Housing investment in China growing amid slowing economy
The National Bureau of Statistics of China shows that total investment in real estate development in the first ten months of 2017 increased by almost 8% year on year, but that the pace of growth has been slowing throughout the year, ITTO reported.
Real estate investment in the eastern region was up 8% on-year, 13% in the central region, 4% in the West of China and fell marginally in the Northeast. Prospects for further growth appear good as the land area purchased by real estate developers continues to rise and is up almost 13% year on year. The Nikkei Asian Review, quoting the Financial Times, has reported that China’s stock of unsold homes continues to fall.
Analysts suggest activity in the building and construction sectors could soften the negative impact of the likely economic slowdown next year. China’s real estate sector is a major driver of growth accounting for about a fifth of GDP if output from other industries driven by housing such as household items, wood products, steel and cement are included.

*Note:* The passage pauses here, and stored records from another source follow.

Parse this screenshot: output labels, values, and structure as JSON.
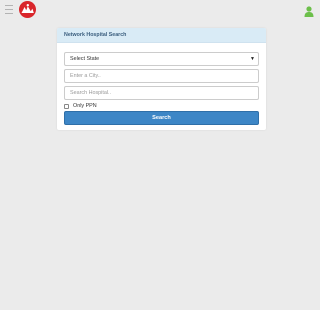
{
  "header": {
    "menu_icon": "hamburger-menu-icon",
    "logo": "red-circle-logo",
    "user_icon": "user-icon",
    "user_icon_color": "#6cbf4a",
    "logo_color": "#d9262b"
  },
  "form": {
    "title": "Network Hospital Search",
    "state_select": "Select State",
    "city_placeholder": "Enter a City..",
    "hospital_placeholder": "Search Hospital..",
    "ppn_label": "Only PPN",
    "ppn_checked": false,
    "search_button": "Search",
    "accent_color": "#3d86c6"
  }
}
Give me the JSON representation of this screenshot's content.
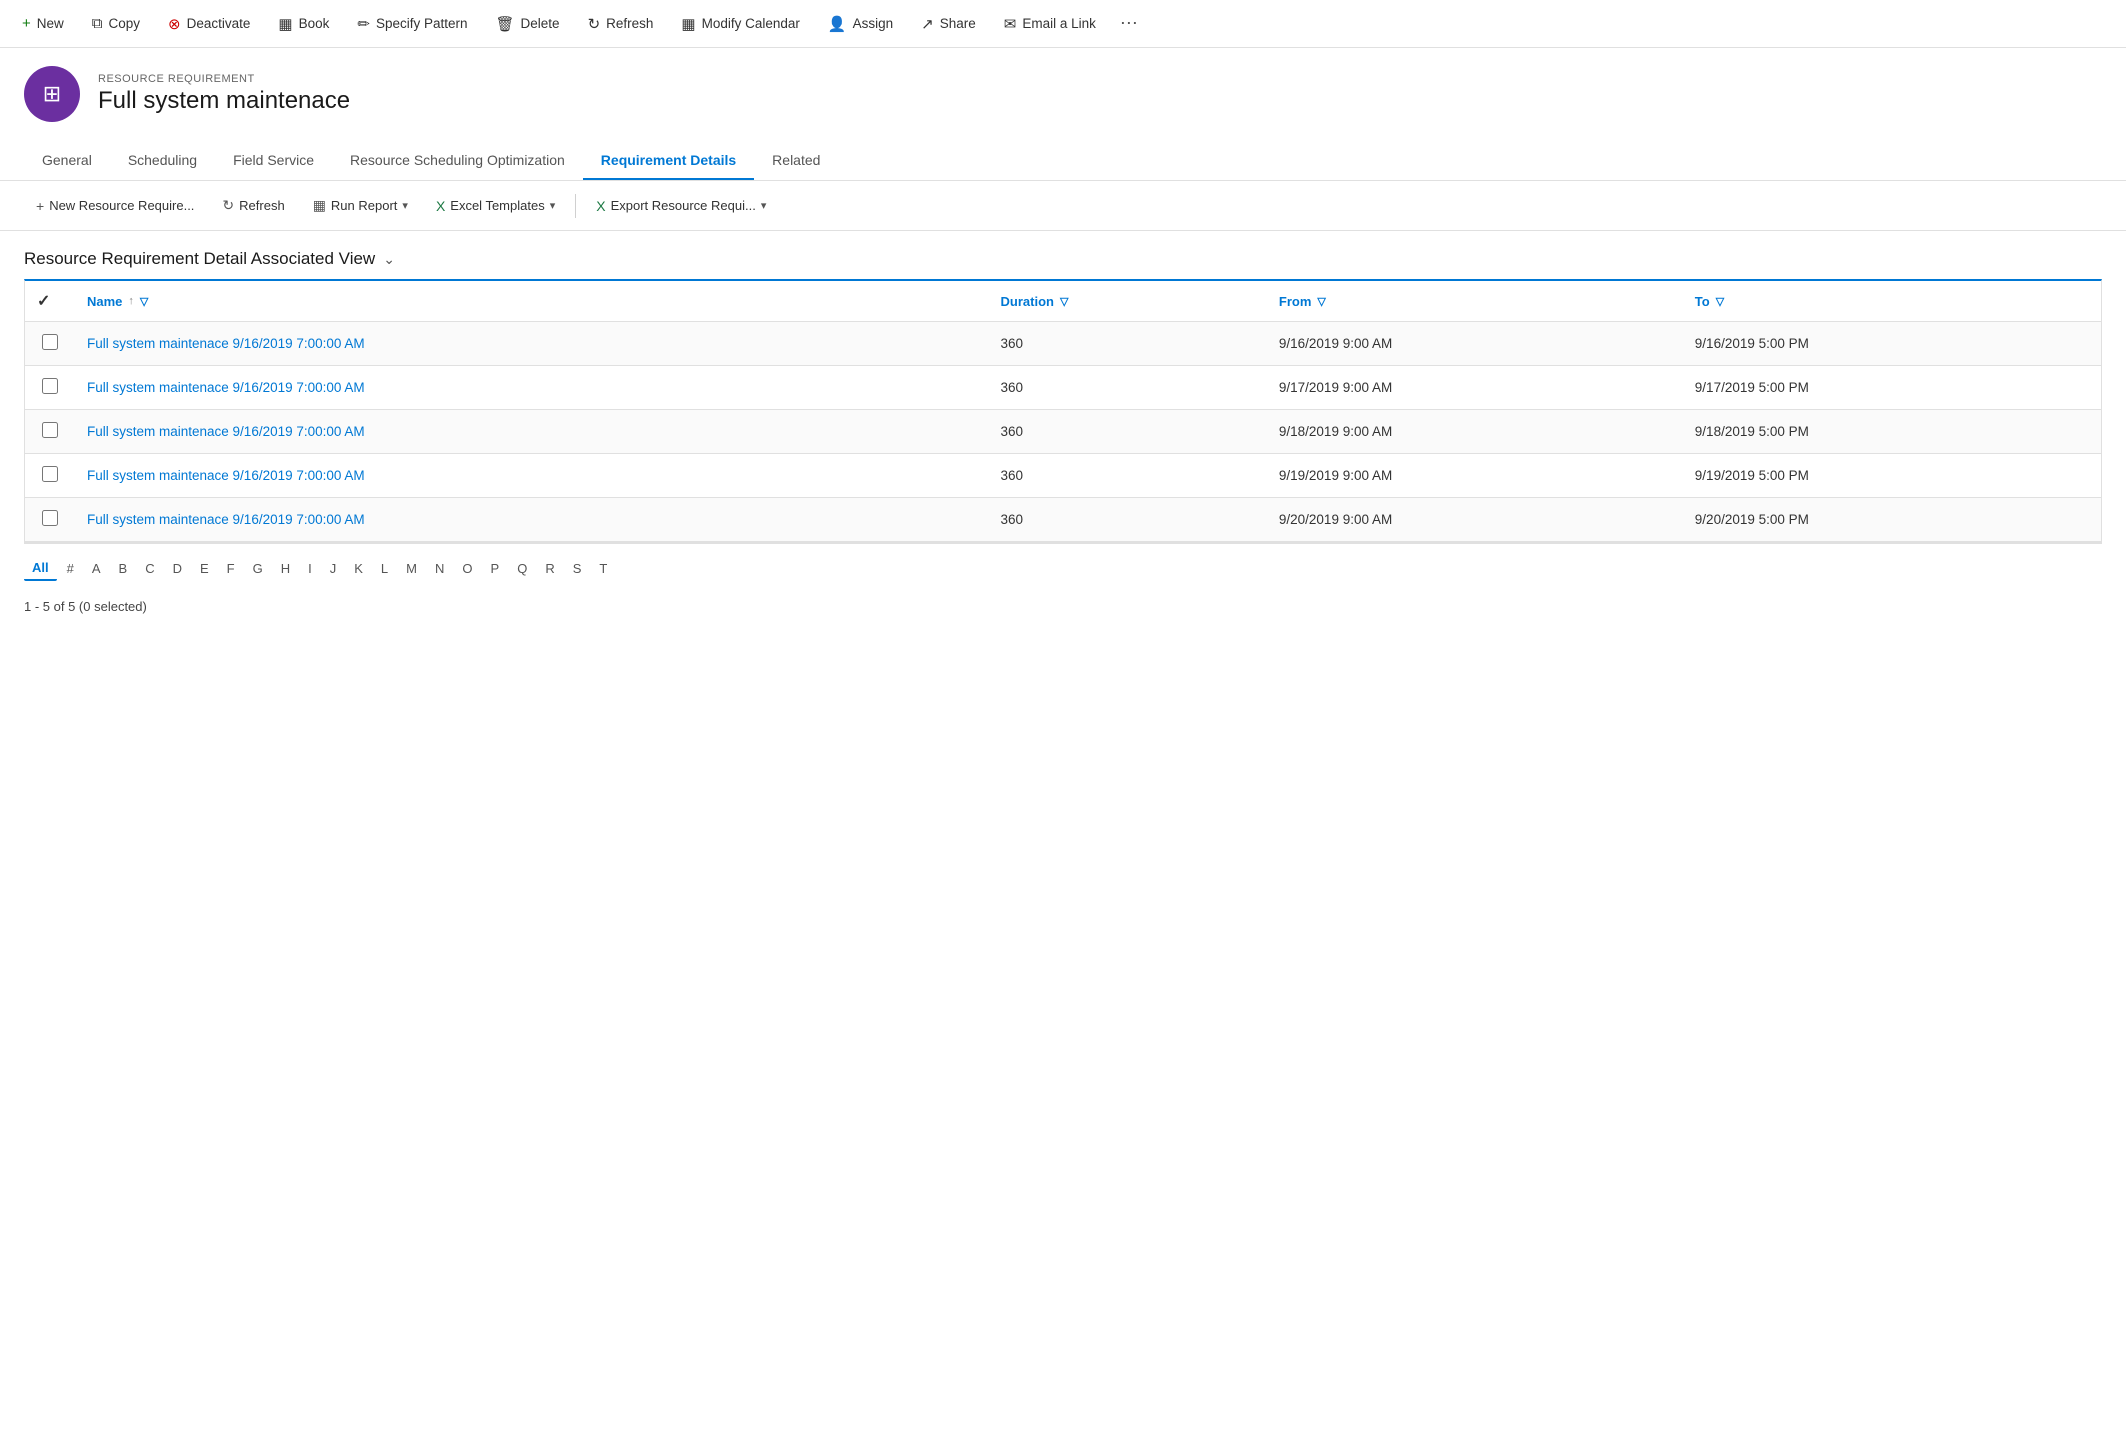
{
  "toolbar": {
    "buttons": [
      {
        "id": "new",
        "label": "New",
        "icon": "+"
      },
      {
        "id": "copy",
        "label": "Copy",
        "icon": "⧉"
      },
      {
        "id": "deactivate",
        "label": "Deactivate",
        "icon": "⊗"
      },
      {
        "id": "book",
        "label": "Book",
        "icon": "📅"
      },
      {
        "id": "specify-pattern",
        "label": "Specify Pattern",
        "icon": "✏"
      },
      {
        "id": "delete",
        "label": "Delete",
        "icon": "🗑"
      },
      {
        "id": "refresh",
        "label": "Refresh",
        "icon": "↻"
      },
      {
        "id": "modify-calendar",
        "label": "Modify Calendar",
        "icon": "📅"
      },
      {
        "id": "assign",
        "label": "Assign",
        "icon": "👤"
      },
      {
        "id": "share",
        "label": "Share",
        "icon": "↗"
      },
      {
        "id": "email-a-link",
        "label": "Email a Link",
        "icon": "✉"
      }
    ]
  },
  "record": {
    "type": "RESOURCE REQUIREMENT",
    "title": "Full system maintenace",
    "icon": "⊞"
  },
  "tabs": [
    {
      "id": "general",
      "label": "General",
      "active": false
    },
    {
      "id": "scheduling",
      "label": "Scheduling",
      "active": false
    },
    {
      "id": "field-service",
      "label": "Field Service",
      "active": false
    },
    {
      "id": "resource-scheduling-optimization",
      "label": "Resource Scheduling Optimization",
      "active": false
    },
    {
      "id": "requirement-details",
      "label": "Requirement Details",
      "active": true
    },
    {
      "id": "related",
      "label": "Related",
      "active": false
    }
  ],
  "subToolbar": {
    "buttons": [
      {
        "id": "new-resource-require",
        "label": "New Resource Require...",
        "icon": "+",
        "dropdown": false
      },
      {
        "id": "refresh-sub",
        "label": "Refresh",
        "icon": "↻",
        "dropdown": false
      },
      {
        "id": "run-report",
        "label": "Run Report",
        "icon": "📊",
        "dropdown": true
      },
      {
        "id": "excel-templates",
        "label": "Excel Templates",
        "icon": "📗",
        "dropdown": true
      },
      {
        "id": "export-resource-requi",
        "label": "Export Resource Requi...",
        "icon": "📗",
        "dropdown": true
      }
    ]
  },
  "viewTitle": "Resource Requirement Detail Associated View",
  "table": {
    "columns": [
      {
        "id": "name",
        "label": "Name",
        "sortable": true,
        "filterable": true
      },
      {
        "id": "duration",
        "label": "Duration",
        "sortable": false,
        "filterable": true
      },
      {
        "id": "from",
        "label": "From",
        "sortable": false,
        "filterable": true
      },
      {
        "id": "to",
        "label": "To",
        "sortable": false,
        "filterable": true
      }
    ],
    "rows": [
      {
        "name": "Full system maintenace 9/16/2019 7:00:00 AM",
        "duration": "360",
        "from": "9/16/2019 9:00 AM",
        "to": "9/16/2019 5:00 PM"
      },
      {
        "name": "Full system maintenace 9/16/2019 7:00:00 AM",
        "duration": "360",
        "from": "9/17/2019 9:00 AM",
        "to": "9/17/2019 5:00 PM"
      },
      {
        "name": "Full system maintenace 9/16/2019 7:00:00 AM",
        "duration": "360",
        "from": "9/18/2019 9:00 AM",
        "to": "9/18/2019 5:00 PM"
      },
      {
        "name": "Full system maintenace 9/16/2019 7:00:00 AM",
        "duration": "360",
        "from": "9/19/2019 9:00 AM",
        "to": "9/19/2019 5:00 PM"
      },
      {
        "name": "Full system maintenace 9/16/2019 7:00:00 AM",
        "duration": "360",
        "from": "9/20/2019 9:00 AM",
        "to": "9/20/2019 5:00 PM"
      }
    ]
  },
  "alphaNav": [
    "All",
    "#",
    "A",
    "B",
    "C",
    "D",
    "E",
    "F",
    "G",
    "H",
    "I",
    "J",
    "K",
    "L",
    "M",
    "N",
    "O",
    "P",
    "Q",
    "R",
    "S",
    "T"
  ],
  "statusBar": "1 - 5 of 5 (0 selected)"
}
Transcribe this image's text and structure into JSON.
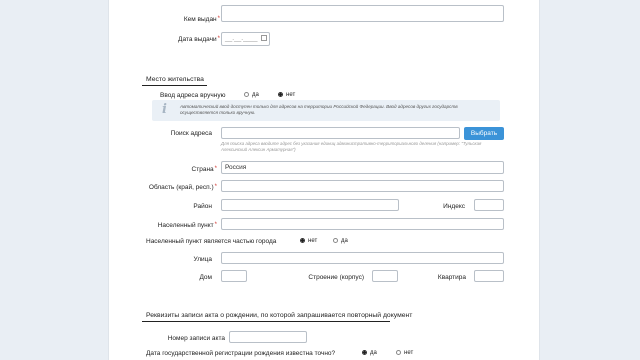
{
  "issued": {
    "issued_by_label": "Кем выдан",
    "issue_date_label": "Дата выдачи",
    "issue_date_placeholder": "__.__.____"
  },
  "residence": {
    "title": "Место жительства",
    "manual_label": "Ввод адреса вручную",
    "opt_yes": "да",
    "opt_no": "нет",
    "manual_selected": "нет",
    "info": "Автоматический ввод доступен только для адресов на территории Российской Федерации. Ввод адресов других государств осуществляется только вручную.",
    "search_label": "Поиск адреса",
    "search_button": "Выбрать",
    "search_hint": "Для поиска адреса вводите адрес без указания единиц административно-территориального деления (например: \"Тульская Алексинский Алексин Арматурная\")",
    "country_label": "Страна",
    "country_value": "Россия",
    "region_label": "Область (край, респ.)",
    "district_label": "Район",
    "index_label": "Индекс",
    "locality_label": "Населенный пункт",
    "locality_city_label": "Населенный пункт является частью города",
    "locality_city_selected": "нет",
    "street_label": "Улица",
    "house_label": "Дом",
    "building_label": "Строение (корпус)",
    "flat_label": "Квартира"
  },
  "record": {
    "title": "Реквизиты записи акта о рождении, по которой запрашивается повторный документ",
    "number_label": "Номер записи акта",
    "date_known_label": "Дата государственной регистрации рождения известна точно?",
    "opt_yes": "да",
    "opt_no": "нет",
    "date_known_selected": "да"
  },
  "colors": {
    "accent": "#3b93d8",
    "required": "#d0302a",
    "background": "#e9eef4"
  },
  "icons": {
    "info": "info-icon",
    "calendar": "calendar-icon"
  }
}
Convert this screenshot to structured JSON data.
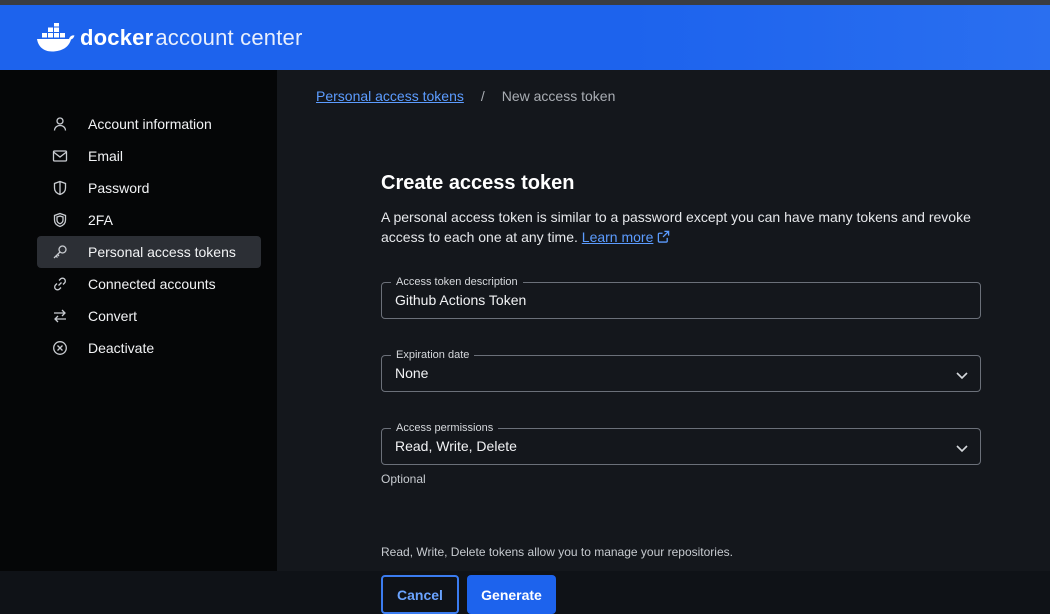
{
  "app": {
    "logo_primary": "docker",
    "logo_secondary": "account center",
    "brand_color": "#1d63ed"
  },
  "sidebar": {
    "items": [
      {
        "label": "Account information",
        "icon": "user-icon",
        "active": false
      },
      {
        "label": "Email",
        "icon": "mail-icon",
        "active": false
      },
      {
        "label": "Password",
        "icon": "shield-icon",
        "active": false
      },
      {
        "label": "2FA",
        "icon": "shield-double-icon",
        "active": false
      },
      {
        "label": "Personal access tokens",
        "icon": "key-icon",
        "active": true
      },
      {
        "label": "Connected accounts",
        "icon": "link-icon",
        "active": false
      },
      {
        "label": "Convert",
        "icon": "swap-icon",
        "active": false
      },
      {
        "label": "Deactivate",
        "icon": "circle-x-icon",
        "active": false
      }
    ]
  },
  "breadcrumb": {
    "parent": "Personal access tokens",
    "separator": "/",
    "current": "New access token"
  },
  "form": {
    "title": "Create access token",
    "description": "A personal access token is similar to a password except you can have many tokens and revoke access to each one at any time.",
    "learn_more": "Learn more",
    "token_description": {
      "label": "Access token description",
      "value": "Github Actions Token"
    },
    "expiration": {
      "label": "Expiration date",
      "value": "None"
    },
    "optional_label": "Optional",
    "permissions": {
      "label": "Access permissions",
      "value": "Read, Write, Delete"
    },
    "helper_text": "Read, Write, Delete tokens allow you to manage your repositories.",
    "cancel_label": "Cancel",
    "generate_label": "Generate"
  }
}
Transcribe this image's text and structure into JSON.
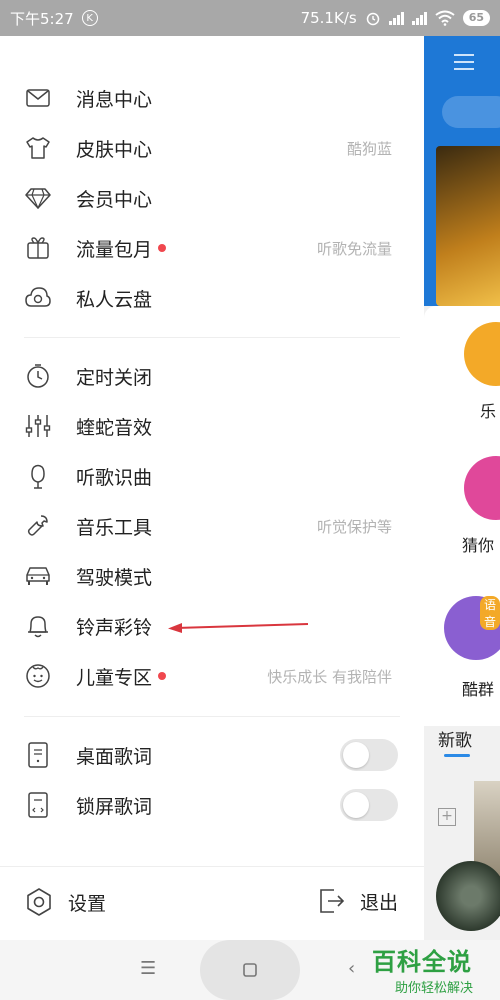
{
  "status_bar": {
    "time": "下午5:27",
    "k_icon": "K",
    "net_speed": "75.1K/s",
    "battery": "65"
  },
  "drawer": {
    "group1": [
      {
        "label": "消息中心",
        "hint": "",
        "icon": "mail-icon",
        "dot": false
      },
      {
        "label": "皮肤中心",
        "hint": "酷狗蓝",
        "icon": "tshirt-icon",
        "dot": false
      },
      {
        "label": "会员中心",
        "hint": "",
        "icon": "diamond-icon",
        "dot": false
      },
      {
        "label": "流量包月",
        "hint": "听歌免流量",
        "icon": "gift-icon",
        "dot": true
      },
      {
        "label": "私人云盘",
        "hint": "",
        "icon": "cloud-disc-icon",
        "dot": false
      }
    ],
    "group2": [
      {
        "label": "定时关闭",
        "hint": "",
        "icon": "timer-icon",
        "dot": false
      },
      {
        "label": "蝰蛇音效",
        "hint": "",
        "icon": "equalizer-icon",
        "dot": false
      },
      {
        "label": "听歌识曲",
        "hint": "",
        "icon": "mic-icon",
        "dot": false
      },
      {
        "label": "音乐工具",
        "hint": "听觉保护等",
        "icon": "wrench-icon",
        "dot": false
      },
      {
        "label": "驾驶模式",
        "hint": "",
        "icon": "car-icon",
        "dot": false
      },
      {
        "label": "铃声彩铃",
        "hint": "",
        "icon": "bell-icon",
        "dot": false
      },
      {
        "label": "儿童专区",
        "hint": "快乐成长 有我陪伴",
        "icon": "kid-face-icon",
        "dot": true
      }
    ],
    "group3": [
      {
        "label": "桌面歌词",
        "icon": "desktop-lyrics-icon",
        "toggle_on": false
      },
      {
        "label": "锁屏歌词",
        "icon": "lockscreen-lyrics-icon",
        "toggle_on": false
      }
    ],
    "bottom": {
      "settings_label": "设置",
      "exit_label": "退出"
    }
  },
  "background_app": {
    "labels": [
      "乐",
      "猜你",
      "酷群",
      "语音",
      "新歌"
    ]
  },
  "watermark": {
    "title": "百科全说",
    "subtitle": "助你轻松解决"
  },
  "colors": {
    "accent_blue": "#1e78d6",
    "red_dot": "#f0474e",
    "annotation_arrow": "#d9363e",
    "watermark_green": "#2ea043"
  }
}
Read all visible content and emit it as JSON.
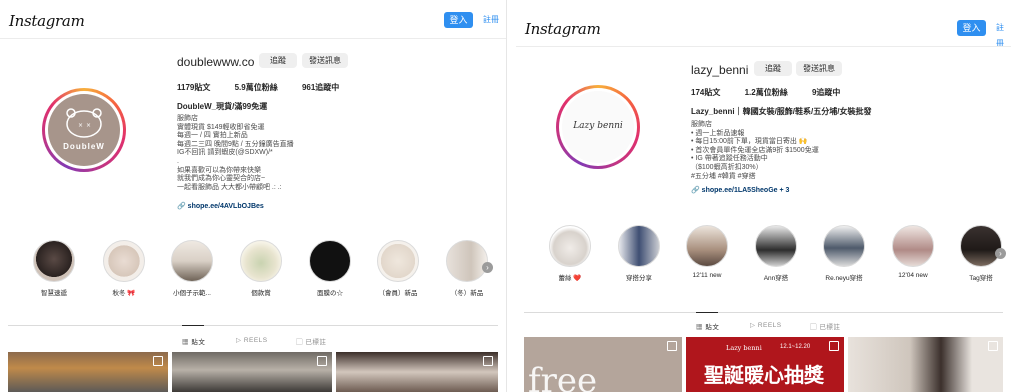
{
  "left": {
    "logo": "Instagram",
    "login": "登入",
    "signup": "註冊",
    "username": "doublewww.co",
    "follow": "追蹤",
    "message": "發送訊息",
    "stats": [
      "1179貼文",
      "5.9萬位粉絲",
      "961追蹤中"
    ],
    "avatar_text": "DoubleW",
    "full_name": "DoubleW_現貨/滿99免運",
    "bio": "服飾店\n實體現貨 $149輕收即省免運\n每週一 / 四 實拍上新品\n每週二三四 晚間9點 / 五分鐘廣告直播\nIG不回訊 請到蝦皮(@SDXW)/*\n.\n如果喜歡可以為你帶來快樂\n就我們成為你心靈契合的店~\n一起看服飾品 大大都小帶顧吧 .: .:",
    "link": "shope.ee/4AVLbOJBes",
    "highlights": [
      "智慧速遞",
      "秋冬 🎀",
      "小個子示範...",
      "個款賞",
      "面膜の☆",
      "（會員）新品",
      "（冬）新品"
    ],
    "tabs": [
      "貼文",
      "REELS",
      "已標註"
    ]
  },
  "right": {
    "logo": "Instagram",
    "login": "登入",
    "signup": "註冊",
    "username": "lazy_benni",
    "follow": "追蹤",
    "message": "發送訊息",
    "stats": [
      "174貼文",
      "1.2萬位粉絲",
      "9追蹤中"
    ],
    "avatar_text": "Lazy benni",
    "full_name": "Lazy_benni｜韓國女裝/服飾/鞋系/五分埔/女裝批發",
    "bio": "服飾店\n• 週一上新品速報\n• 每日15:00前下單，現貨當日寄出 🙌\n• 首次會員單件免運全店滿9折 $1500免運\n• IG 帶著追蹤任務活動中\n（$100蝦高折扣30%）\n#五分埔 #韓貨 #穿搭",
    "link": "shope.ee/1LA5SheoGe + 3",
    "highlights": [
      "蕾絲 ❤️",
      "穿搭分享",
      "12'11 new",
      "Ann穿搭",
      "Re.neyu穿搭",
      "12'04 new",
      "Tag穿搭"
    ],
    "tabs": [
      "貼文",
      "REELS",
      "已標註"
    ],
    "post_texts": [
      "free",
      "Lazy benni",
      "12.1~12.20",
      "聖誕暖心抽獎"
    ]
  },
  "colors": {
    "accent": "#2f8ff0",
    "ring": "#e1306c"
  }
}
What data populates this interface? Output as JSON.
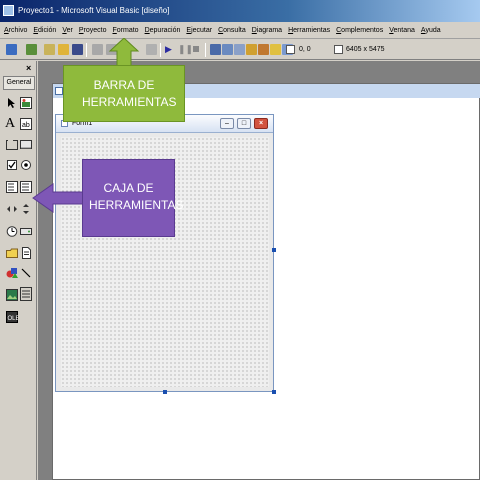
{
  "window": {
    "title": "Proyecto1 - Microsoft Visual Basic [diseño]"
  },
  "menu": {
    "items": [
      "Archivo",
      "Edición",
      "Ver",
      "Proyecto",
      "Formato",
      "Depuración",
      "Ejecutar",
      "Consulta",
      "Diagrama",
      "Herramientas",
      "Complementos",
      "Ventana",
      "Ayuda"
    ]
  },
  "toolbar": {
    "position_readout": "0, 0",
    "size_readout": "6405 x 5475"
  },
  "toolbox": {
    "close_label": "×",
    "tab_label": "General"
  },
  "form": {
    "caption": "Form1",
    "minimize_label": "–",
    "maximize_label": "□",
    "close_label": "×"
  },
  "annotations": {
    "toolbar_callout": "BARRA DE HERRAMIENTAS",
    "toolbox_callout": "CAJA DE HERRAMIENTAS"
  },
  "colors": {
    "green_callout": "#8fba3c",
    "purple_callout": "#7e57b6"
  }
}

Meanwhile, there are first hints of slowing consumption in China. The country’s economy is on track to meet targets set by government but many analysts have expressed concern over rising debt levels. Domestic consumption is generally strong, but China’s official manufacturing Purchasing Managers’ Index (PMI) for October was lower than expected. Both production and demand fell in October, a decline put down to reduced output as companies, especially those in the Northeast of the country, complied with environmental regulations and the long holiday in October.